P.s.: ainda estou aprendendo a escrever crônica...
Ela conversava com o marido, os olhos cansados, a voz abatida, buscando força no seu tom de segurança. O celular toca, ela olha o número de chamada e de repente seu semblante muda. Ela é outra agora: mais séria, mais segura. Eu, ocupando uma cadeira do lado esquerdo do ônibus, há dez segundos atrás totalmente absorta em mim mesma, despertei como num estalido para aquela cena. O diálogo entre ela e a pessoa do outro lado da linha foi mais ou menos esse:
- “Num” se preocupe, a gente “tá resolveno” tudo.
-...
- É, ele “tá” aqui comigo.
-...
- Fique assim não, menina. A gente tem que ser forte. O importante é que ele foi feliz, teve uma família, amigos.
-...
- Certo. Três horas a gente chega “pro” enterro.
Desligou o telefone, voltou a olhar para o marido e sorriu. Um sorriso sofrido, com poucos dentes e pouca motivação. Ela vestia uma blusa vermelha surrada, uma calça encardida, e seu rosto trazia marcas que pareciam ter vindo muito antes do tempo. E minha curiosidade inevitavelmente me levou a imaginar como elas tinham ido parar ali, quais choros se escondiam por trás de cada uma delas. Mas agora ela parecia ter aprendido a engolir as lágrimas, a suplantá-las com suas palavras de quem quer seguir em frente, sussurradas ao marido. E era tentadora a ironia de ver como seu português, mal falado e trôpego, tinha algo que impressionava: essência. Ela não falava como uma pessoa qualquer, ela não sorria aquele sorriso sofrido como uma coitada qualquer. Ela parecia ter todo um jeito especial de sentir, de sofrer, de comover... de transmitir. E, em meio àquele ar pesaroso e cansado que a cobria, o que ela transmitia era uma forma inexplicável de conforto e alento, uma força secreta que jamais a deixaria vacilar a ponto de cair. E não tinha como não dar a ela, enquanto falava, total respeito e atenção. Acho que nunca fiz uma viagem de ônibus tão arrebatadora como aquela.
Chegou meu ponto, levantei da cadeira e desci. No caminho até em casa – e também depois que cheguei -, fiquei pensando naquela mulher do ônibus, naquela cena e naquela força. Pelo pouco que pude observar dela, a vida não lhe parecia muito sorridente e as coisas não lhe caíam com facilidade no colo, mas eram conquistadas com sacrifício. Mas ainda assim ela trazia aquele sorriso.
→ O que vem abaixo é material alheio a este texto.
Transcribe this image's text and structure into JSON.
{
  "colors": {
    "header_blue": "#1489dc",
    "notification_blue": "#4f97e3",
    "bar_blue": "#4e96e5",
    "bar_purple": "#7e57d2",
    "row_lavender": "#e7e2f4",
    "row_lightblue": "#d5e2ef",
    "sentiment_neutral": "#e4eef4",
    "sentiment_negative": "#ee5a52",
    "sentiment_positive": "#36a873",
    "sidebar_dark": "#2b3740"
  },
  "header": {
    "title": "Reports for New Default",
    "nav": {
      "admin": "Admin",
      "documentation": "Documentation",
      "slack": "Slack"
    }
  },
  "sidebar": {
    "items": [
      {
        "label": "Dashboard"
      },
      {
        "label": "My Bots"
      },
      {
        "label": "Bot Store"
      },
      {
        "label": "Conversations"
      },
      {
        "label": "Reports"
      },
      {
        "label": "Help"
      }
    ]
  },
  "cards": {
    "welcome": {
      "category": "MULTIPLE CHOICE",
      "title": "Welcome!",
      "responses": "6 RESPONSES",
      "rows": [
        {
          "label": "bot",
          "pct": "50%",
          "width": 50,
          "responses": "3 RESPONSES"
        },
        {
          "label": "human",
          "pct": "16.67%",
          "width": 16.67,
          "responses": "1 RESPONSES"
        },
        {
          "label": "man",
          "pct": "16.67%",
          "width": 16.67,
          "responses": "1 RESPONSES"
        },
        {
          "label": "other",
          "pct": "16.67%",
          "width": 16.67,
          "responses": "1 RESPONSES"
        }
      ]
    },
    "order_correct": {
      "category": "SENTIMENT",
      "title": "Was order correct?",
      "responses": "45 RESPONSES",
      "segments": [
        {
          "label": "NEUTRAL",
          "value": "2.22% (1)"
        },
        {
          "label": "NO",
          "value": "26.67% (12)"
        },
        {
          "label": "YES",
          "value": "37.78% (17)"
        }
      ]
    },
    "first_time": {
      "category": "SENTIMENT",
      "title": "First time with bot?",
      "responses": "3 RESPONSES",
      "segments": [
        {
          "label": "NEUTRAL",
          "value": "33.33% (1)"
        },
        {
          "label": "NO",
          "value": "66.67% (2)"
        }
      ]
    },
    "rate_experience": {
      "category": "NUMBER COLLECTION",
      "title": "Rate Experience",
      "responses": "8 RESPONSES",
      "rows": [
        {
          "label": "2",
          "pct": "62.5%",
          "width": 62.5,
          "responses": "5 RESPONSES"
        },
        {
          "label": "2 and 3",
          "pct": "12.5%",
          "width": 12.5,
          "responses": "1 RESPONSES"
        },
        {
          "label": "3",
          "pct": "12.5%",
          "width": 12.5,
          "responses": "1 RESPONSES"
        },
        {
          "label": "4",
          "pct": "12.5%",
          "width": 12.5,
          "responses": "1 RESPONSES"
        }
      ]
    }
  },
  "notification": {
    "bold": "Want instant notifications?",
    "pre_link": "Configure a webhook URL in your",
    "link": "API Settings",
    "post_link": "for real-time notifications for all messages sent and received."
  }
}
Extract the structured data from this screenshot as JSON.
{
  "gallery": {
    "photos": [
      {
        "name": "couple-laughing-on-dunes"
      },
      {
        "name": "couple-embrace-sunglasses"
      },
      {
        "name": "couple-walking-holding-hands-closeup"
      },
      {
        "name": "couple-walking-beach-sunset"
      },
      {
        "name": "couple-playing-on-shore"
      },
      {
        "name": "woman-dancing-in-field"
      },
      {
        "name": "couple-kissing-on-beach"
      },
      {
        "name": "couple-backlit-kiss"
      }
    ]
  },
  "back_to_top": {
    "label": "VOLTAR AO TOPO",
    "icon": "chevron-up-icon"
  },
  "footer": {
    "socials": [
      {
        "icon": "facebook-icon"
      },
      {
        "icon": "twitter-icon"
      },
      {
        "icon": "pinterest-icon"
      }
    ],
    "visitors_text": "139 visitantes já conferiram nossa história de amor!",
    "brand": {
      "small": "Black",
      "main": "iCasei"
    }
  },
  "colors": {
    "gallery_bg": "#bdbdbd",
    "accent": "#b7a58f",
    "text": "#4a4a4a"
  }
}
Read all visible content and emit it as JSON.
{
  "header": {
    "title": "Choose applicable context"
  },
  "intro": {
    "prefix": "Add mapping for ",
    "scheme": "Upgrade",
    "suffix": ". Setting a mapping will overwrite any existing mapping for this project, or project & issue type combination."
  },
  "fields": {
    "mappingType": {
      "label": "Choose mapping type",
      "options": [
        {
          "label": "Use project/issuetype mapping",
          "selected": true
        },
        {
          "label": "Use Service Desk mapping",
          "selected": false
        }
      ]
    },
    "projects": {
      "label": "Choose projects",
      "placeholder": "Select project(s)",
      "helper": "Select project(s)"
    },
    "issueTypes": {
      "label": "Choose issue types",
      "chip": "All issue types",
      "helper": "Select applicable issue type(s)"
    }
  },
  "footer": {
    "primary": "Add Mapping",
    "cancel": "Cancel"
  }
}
Aquele sorriso cansado e animador. E como não pensar, depois de contemplar aqueles poucos dentes que sorriam, em como muitas vezes cruzamos os braços diante das dificuldades? Ou em quando simplesmente os levantamos para acusar ou murmurar? Não pude deixar de me sentir fraca, impotente e pequena diante de tanta força, que conseguia escapar daquela mulher com um simples sorrir. E aquele olhar? Aquele olhar tímido e intimidador queriam dizer que sempre há um motivo a mais, uma esperança e uma chance para nós mesmos. Que a vida vai muito além das coisas que se tocam, que você só pode entender realmente o choro de alguém se souber chorar todas as suas dores e verdades um dia. Me enxerguei estúpida. Me enxerguei mínima. Me enxerguei fútil. E passei a semana toda com a sensação de que ainda tenho que cruzar com muitos sorrisos cansados e muitos olhares intimidadores como aqueles para aprender a olhar tudo em volta de novo e valorizar meus próprios detalhes. Senti vontade de ser feliz, de sofrer, de redescobrir o mundo. E de me afogar em lágrimas, para depois ressurgir forte e imponente como aquela desconhecida do ônibus que, sem querer, me sorriu um novo jeito de ver as dores da vida.